The second option is to put the scientist in a container, or “space suit”—basically a giant body condom—that receives pressurized air through a HEPA filter fed by hoses, similar to tire pumps, in the lab ceiling. Once connected to the air hoses, an air curtain sprays down across the face to protect the eyes, nose, and mouth, and air moves through a network of arteries to protect critical body sites such as the hands. If someone breaks a glove or tears the suit, the internal air pressure will spray any infectious pathogens away.
Calling the containers “space suits” is not too much of a stretch. Once the electron magnet engages and the stainless-steel door closes behind you, you are a captive without an easy, immediate exit. Your lifeline comes through air hoses, and you enter a private world cut off from the rest of the institute. You must trust your partner with your life, as you would a fellow astronaut. A slipup with a sharp instrument or an infected animal bite gives the pathogen the chance to replicate inside you as in the film Alien, with disastrous consequences for you and your partner, including an all-expenses-paid “vacation” locked up in the Slammer. It’s no accident that it takes months of training for certification to enter BSL-4 independently.
Having such critical laboratory containment assets has put USAMRIID on speed dial for national crises, whether it’s the White House, the FBI, the CDC, or the military calling. USAMRIID has shipped lifesaving botulinum antitoxins, provided vaccines to quell an outbreak of Rift Valley fever in Egypt, and diagnosed West Nile virus during the 1999 New York City outbreak.
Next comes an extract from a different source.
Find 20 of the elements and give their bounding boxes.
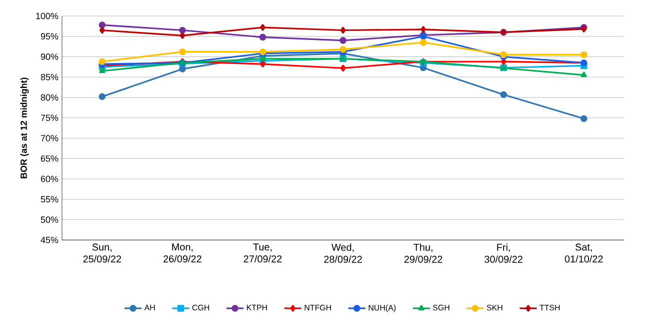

One USAMRIID senior scientist likes to say that USAMRIID is a “national insurance policy” against catastrophic infectious disease threats. One former commander called it the “nation’s Bio-911,” the emergency hotline to call for biohazard or bioweapon emergencies.
As the medicine chief, I found myself in the thick of many Bio-911 events, including some that came calling from the highest levels of the government.